The “Unimaginable” Has, in Fact, Often Been Imagined

“Unimaginable!” That is the word we have screamed, out loud and in our heads, since last Tuesday. It is the word we heard survivors and witnesses say over and over: It was simply unimaginable that the World Trade Center towers were attacked like this, and that they collapsed into oblivion. Not even the 1993 underground bombing of the World Trade Center prepared anyone for this air assault. Unimaginable.

But in fact we have been imagining this for years, even decades. This past summer, New York and its World Trade Center were repeatedly destroyed. The Japanese animation movie, “Final Fantasy,” portrayed a devastated lower Manhattan beneath a dome, to protect it from the assaults of virus-like aliens. In “A.I.”, the child robot finds himself drawn to a forbidden zone, called Man-Hattan, overflowing with water. He makes his way, a child searching for home, past the almost-submerged Statue of Liberty, back to the laboratory that created him. It is all that is now left of the World Trade Center. Not long ago, in the movie “Deep Impact,” massive waves rose over the World Trade Center, crushing all in their path.

Over the years, American culture has returned repeatedly to the theme of New York’s destruction, almost as a Freudian tic we can’t stop. In movies and literature, painting and photography, software and advertising, New York has, lietmotif-like, been destroyed — by fire, by bomb, by flood, by riot, by earthquake, by wrecking ball and by monsters.

In Joaquin Miller’s 1886 book, “The Destruction of Gotham,” a great fire engulfs the city as lower-class mobs violently attack the homes and stores of the wealthy.

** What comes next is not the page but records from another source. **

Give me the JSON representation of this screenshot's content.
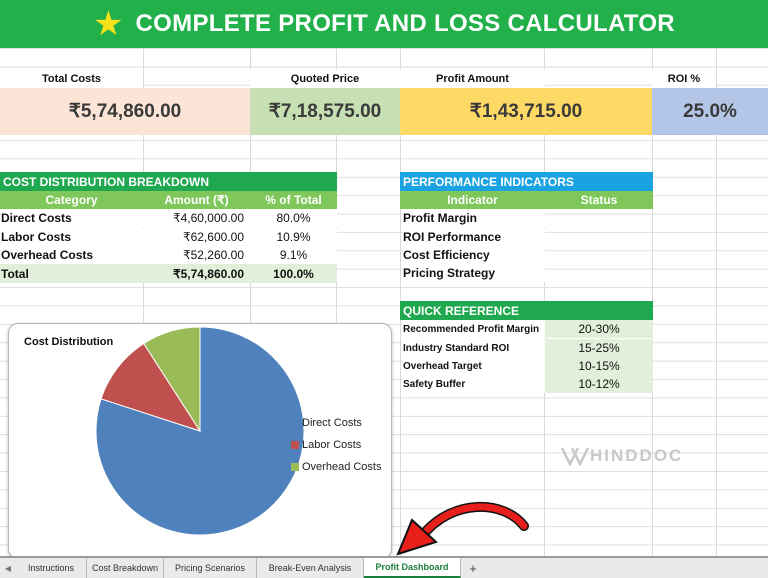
{
  "header": {
    "title": "COMPLETE PROFIT AND LOSS CALCULATOR",
    "star_icon": "★"
  },
  "summary": [
    {
      "label": "Total Costs",
      "value": "₹5,74,860.00",
      "color": "#fce4d6"
    },
    {
      "label": "Quoted Price",
      "value": "₹7,18,575.00",
      "color": "#c6e0b4"
    },
    {
      "label": "Profit Amount",
      "value": "₹1,43,715.00",
      "color": "#ffd966"
    },
    {
      "label": "ROI %",
      "value": "25.0%",
      "color": "#b4c6e7"
    }
  ],
  "cost_breakdown": {
    "title": "COST DISTRIBUTION BREAKDOWN",
    "columns": [
      "Category",
      "Amount (₹)",
      "% of Total"
    ],
    "rows": [
      {
        "category": "Direct Costs",
        "amount": "₹4,60,000.00",
        "pct": "80.0%"
      },
      {
        "category": "Labor Costs",
        "amount": "₹62,600.00",
        "pct": "10.9%"
      },
      {
        "category": "Overhead Costs",
        "amount": "₹52,260.00",
        "pct": "9.1%"
      }
    ],
    "total": {
      "category": "Total",
      "amount": "₹5,74,860.00",
      "pct": "100.0%"
    }
  },
  "performance": {
    "title": "PERFORMANCE INDICATORS",
    "columns": [
      "Indicator",
      "Status"
    ],
    "rows": [
      "Profit Margin",
      "ROI Performance",
      "Cost Efficiency",
      "Pricing Strategy"
    ]
  },
  "quick_reference": {
    "title": "QUICK REFERENCE",
    "rows": [
      {
        "label": "Recommended Profit Margin",
        "value": "20-30%"
      },
      {
        "label": "Industry Standard ROI",
        "value": "15-25%"
      },
      {
        "label": "Overhead Target",
        "value": "10-15%"
      },
      {
        "label": "Safety Buffer",
        "value": "10-12%"
      }
    ]
  },
  "chart_data": {
    "type": "pie",
    "title": "Cost Distribution",
    "categories": [
      "Direct Costs",
      "Labor Costs",
      "Overhead Costs"
    ],
    "values": [
      80.0,
      10.9,
      9.1
    ],
    "colors": [
      "#4f81bd",
      "#c0504d",
      "#9bbb59"
    ],
    "legend": "right"
  },
  "watermark": "HINDDOC",
  "tabs": [
    {
      "label": "Instructions",
      "active": false
    },
    {
      "label": "Cost Breakdown",
      "active": false
    },
    {
      "label": "Pricing Scenarios",
      "active": false
    },
    {
      "label": "Break-Even Analysis",
      "active": false
    },
    {
      "label": "Profit Dashboard",
      "active": true
    }
  ],
  "tab_add_label": "+",
  "colors": {
    "green_header": "#22b04a",
    "section_green": "#1fa84f",
    "section_blue": "#1aa3e0",
    "col_head_green": "#7fc75a",
    "light_green": "#e2efda"
  }
}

Only when Manhattan has burned and burned and burned to the very bedrock is Miller’s apocalypse complete. In the paintings of Chesley Bonestell from the 1950s, atom bombs repeatedly devastate the city, with smoke and fire enveloping all of lower Manhattan. The final image of a buried Statue of Liberty is what remember from the original “Planet of the Apes.” In “Godzilla,” the monster topples the Chrysler Building on its destructive march through the city. And in the SimCity software, users have been able to choose what disaster will strike New York or can just watch as past disasters play out before their eyes.

In “Here is New York” (1947), New York’s greatest celebrant, E.B. White, imagines in the fate of a single tree the nightmare of an atom bomb dropping on New York: “If it were to go, all would go — this city, this mischievous and marvelous monument which not to look upon would be like death.”

In the millions, we have watched these movies and played these games, all to get a charge from watching the skyscrapers of Manhattan toppling. We destroy New York in books, on canvas, on movie screens and on computer monitors because it is so unimaginable for us in reality not to have this city in our existence.

As E. B. White also wrote, “New York is to the nation what the white church spire is to the village — the visible symbol of aspiration and faith, the white plume saying the way is up!” The white plume we saw on Tuesday was the billowing debris of two massive towers, taking with them as they fell thousands of lives. This was shrewdly achieved by the terrorists to make our fantasies horribly real, to turn a gleaming symbol of the city into a burning sign of terror.

But, as usual, E.B. White was right: New York will remain the way up for us all, the home of our ideals, and the place to which the world looks, for money, for ideas, for art and for a new start.

Max Page is an Assistant Professor of Architecture and History at the University of Massachusetts in Amherst, the author of "The Creative Destruction of Manhattan" (University of Chicago Press), a writer for the History News Service.